A plastic surgeon I know made another observation that I think is relevant to this discussion of relative frequencies, and what labels to use. He said that by far, the most common surgery he was called upon to do was breast reduction surgeries for middle-aged women who had a variety of physical problems associated with having very large breasts, including back pain. (Being a small-breasted woman, these problems never even occurred to me. ) This is another whole category to put into the mix. The desire for this surgery has nothing to do with gender dysphoria.
Apart from this addition, I found this a very helpful breakdown of the stats. I am inclined to agree that the obfuscation is deliberate.
The obvious difference is that a double mastectomy removes the breasts’ milk ducts thus preventing their use for their biological purpose. A reduction or augmentation for cosmetic purposes does not prevent the breasts from functioning.
It also often disconnects the nipples. So even if some milk ducts remain, the milk has no way to get out. Prisha Mosley, who recently had a baby and had top surgery as a youth but later detransitioned, has reported that this is extremely painful.
It is quite common for women who have had breast reductions for cosmetic purposes or other medical concerns i.e. back pain from the weight, skin rashes, to have issues with breastfeeding as a result.

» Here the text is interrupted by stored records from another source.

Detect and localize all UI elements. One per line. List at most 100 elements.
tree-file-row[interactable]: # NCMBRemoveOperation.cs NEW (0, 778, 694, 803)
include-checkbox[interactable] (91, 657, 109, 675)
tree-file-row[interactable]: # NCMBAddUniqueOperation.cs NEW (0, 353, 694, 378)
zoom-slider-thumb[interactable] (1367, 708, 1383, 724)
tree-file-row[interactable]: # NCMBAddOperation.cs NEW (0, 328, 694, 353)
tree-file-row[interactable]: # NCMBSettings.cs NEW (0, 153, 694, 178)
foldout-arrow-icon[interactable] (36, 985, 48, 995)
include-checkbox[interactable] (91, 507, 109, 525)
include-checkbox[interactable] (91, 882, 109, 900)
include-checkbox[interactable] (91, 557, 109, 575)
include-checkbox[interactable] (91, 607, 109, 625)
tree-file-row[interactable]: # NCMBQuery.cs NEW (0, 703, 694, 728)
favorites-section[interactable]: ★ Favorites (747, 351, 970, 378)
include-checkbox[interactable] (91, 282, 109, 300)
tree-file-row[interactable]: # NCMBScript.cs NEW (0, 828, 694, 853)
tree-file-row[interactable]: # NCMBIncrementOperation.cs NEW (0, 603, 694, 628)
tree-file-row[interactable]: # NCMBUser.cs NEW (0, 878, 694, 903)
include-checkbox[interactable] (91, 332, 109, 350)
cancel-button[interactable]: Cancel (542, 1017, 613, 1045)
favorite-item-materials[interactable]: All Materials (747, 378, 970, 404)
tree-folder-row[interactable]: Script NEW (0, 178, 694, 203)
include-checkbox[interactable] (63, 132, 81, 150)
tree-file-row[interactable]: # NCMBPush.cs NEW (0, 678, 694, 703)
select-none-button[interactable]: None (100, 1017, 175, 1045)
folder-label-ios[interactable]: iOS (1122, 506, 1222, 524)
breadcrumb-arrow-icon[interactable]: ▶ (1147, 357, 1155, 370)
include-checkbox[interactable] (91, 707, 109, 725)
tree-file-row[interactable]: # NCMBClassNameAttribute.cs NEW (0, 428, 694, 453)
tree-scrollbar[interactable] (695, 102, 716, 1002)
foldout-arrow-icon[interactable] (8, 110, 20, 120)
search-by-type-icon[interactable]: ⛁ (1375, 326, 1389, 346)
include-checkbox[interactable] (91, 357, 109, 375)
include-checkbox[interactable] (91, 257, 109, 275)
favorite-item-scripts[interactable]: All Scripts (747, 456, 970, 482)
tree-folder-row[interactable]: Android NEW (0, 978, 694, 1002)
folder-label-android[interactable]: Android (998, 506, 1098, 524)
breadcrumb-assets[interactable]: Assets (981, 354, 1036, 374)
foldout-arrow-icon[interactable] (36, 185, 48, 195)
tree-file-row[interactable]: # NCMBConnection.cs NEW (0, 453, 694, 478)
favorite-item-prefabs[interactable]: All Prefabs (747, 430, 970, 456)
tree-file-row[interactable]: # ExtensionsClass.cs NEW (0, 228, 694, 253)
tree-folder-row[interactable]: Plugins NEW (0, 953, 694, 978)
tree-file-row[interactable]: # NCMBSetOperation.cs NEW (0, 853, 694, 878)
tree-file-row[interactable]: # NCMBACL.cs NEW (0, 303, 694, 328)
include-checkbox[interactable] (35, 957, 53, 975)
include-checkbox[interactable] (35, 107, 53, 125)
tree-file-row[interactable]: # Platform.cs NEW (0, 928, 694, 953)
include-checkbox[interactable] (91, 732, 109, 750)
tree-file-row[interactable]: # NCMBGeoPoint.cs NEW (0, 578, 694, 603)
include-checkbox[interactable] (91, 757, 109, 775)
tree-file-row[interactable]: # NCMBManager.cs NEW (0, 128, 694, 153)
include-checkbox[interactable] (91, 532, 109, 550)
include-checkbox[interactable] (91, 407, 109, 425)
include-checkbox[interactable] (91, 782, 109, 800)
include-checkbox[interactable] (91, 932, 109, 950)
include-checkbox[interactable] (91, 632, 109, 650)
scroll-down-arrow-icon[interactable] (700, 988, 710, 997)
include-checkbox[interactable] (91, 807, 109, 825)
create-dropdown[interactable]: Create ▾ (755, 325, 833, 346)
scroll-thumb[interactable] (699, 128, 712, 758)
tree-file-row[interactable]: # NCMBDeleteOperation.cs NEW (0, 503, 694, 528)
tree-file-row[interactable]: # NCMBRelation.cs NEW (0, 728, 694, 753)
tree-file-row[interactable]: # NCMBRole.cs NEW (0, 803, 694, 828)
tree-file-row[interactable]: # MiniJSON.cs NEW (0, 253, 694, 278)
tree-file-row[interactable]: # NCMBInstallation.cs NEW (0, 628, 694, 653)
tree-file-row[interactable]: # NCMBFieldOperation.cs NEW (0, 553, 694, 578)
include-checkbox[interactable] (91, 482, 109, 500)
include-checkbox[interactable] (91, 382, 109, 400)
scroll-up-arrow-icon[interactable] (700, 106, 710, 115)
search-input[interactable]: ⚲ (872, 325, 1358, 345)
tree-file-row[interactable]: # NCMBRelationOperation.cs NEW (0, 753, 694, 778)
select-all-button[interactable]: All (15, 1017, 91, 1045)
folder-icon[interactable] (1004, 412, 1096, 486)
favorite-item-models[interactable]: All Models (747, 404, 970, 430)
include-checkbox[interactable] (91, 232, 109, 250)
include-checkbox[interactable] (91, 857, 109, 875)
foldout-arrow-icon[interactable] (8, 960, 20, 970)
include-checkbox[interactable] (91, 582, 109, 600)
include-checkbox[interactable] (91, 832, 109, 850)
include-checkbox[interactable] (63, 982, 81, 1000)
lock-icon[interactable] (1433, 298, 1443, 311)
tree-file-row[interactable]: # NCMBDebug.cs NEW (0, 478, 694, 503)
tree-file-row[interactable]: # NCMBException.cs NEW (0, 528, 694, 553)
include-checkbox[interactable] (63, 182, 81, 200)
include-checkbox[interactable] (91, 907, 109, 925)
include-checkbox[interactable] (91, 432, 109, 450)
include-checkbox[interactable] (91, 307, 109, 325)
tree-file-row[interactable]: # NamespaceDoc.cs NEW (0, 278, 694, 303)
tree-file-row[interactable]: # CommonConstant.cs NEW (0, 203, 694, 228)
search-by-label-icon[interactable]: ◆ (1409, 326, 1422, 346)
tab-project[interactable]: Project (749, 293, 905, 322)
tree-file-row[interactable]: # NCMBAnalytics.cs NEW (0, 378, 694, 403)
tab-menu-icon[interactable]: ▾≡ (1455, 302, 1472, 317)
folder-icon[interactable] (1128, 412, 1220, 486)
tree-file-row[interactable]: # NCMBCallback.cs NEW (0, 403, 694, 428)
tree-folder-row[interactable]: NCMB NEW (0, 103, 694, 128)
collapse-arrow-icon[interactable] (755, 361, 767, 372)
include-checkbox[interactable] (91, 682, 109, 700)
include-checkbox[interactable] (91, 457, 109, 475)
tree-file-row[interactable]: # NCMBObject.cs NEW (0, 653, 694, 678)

Hey guys is there any good blog post on substat critiquing to yell integrity's project on the cash review
Yale’s “Integrity Project” Is Spreading Misinformation About The Cass Review And Youth Gender Medicine
Part 1 of a two-parter that is not going to increase your faith in highly credentialed experts
https://jessesingal.substack.com/p/yales-integrity-project-is-spreading
Thanks man I have a question will you ever write a book on this topic
These people (Hobbes and Turban and their ilk) deliberately mislead. I’m been trying to convince myself otherwise but I can’t seem to come to any other conclusion.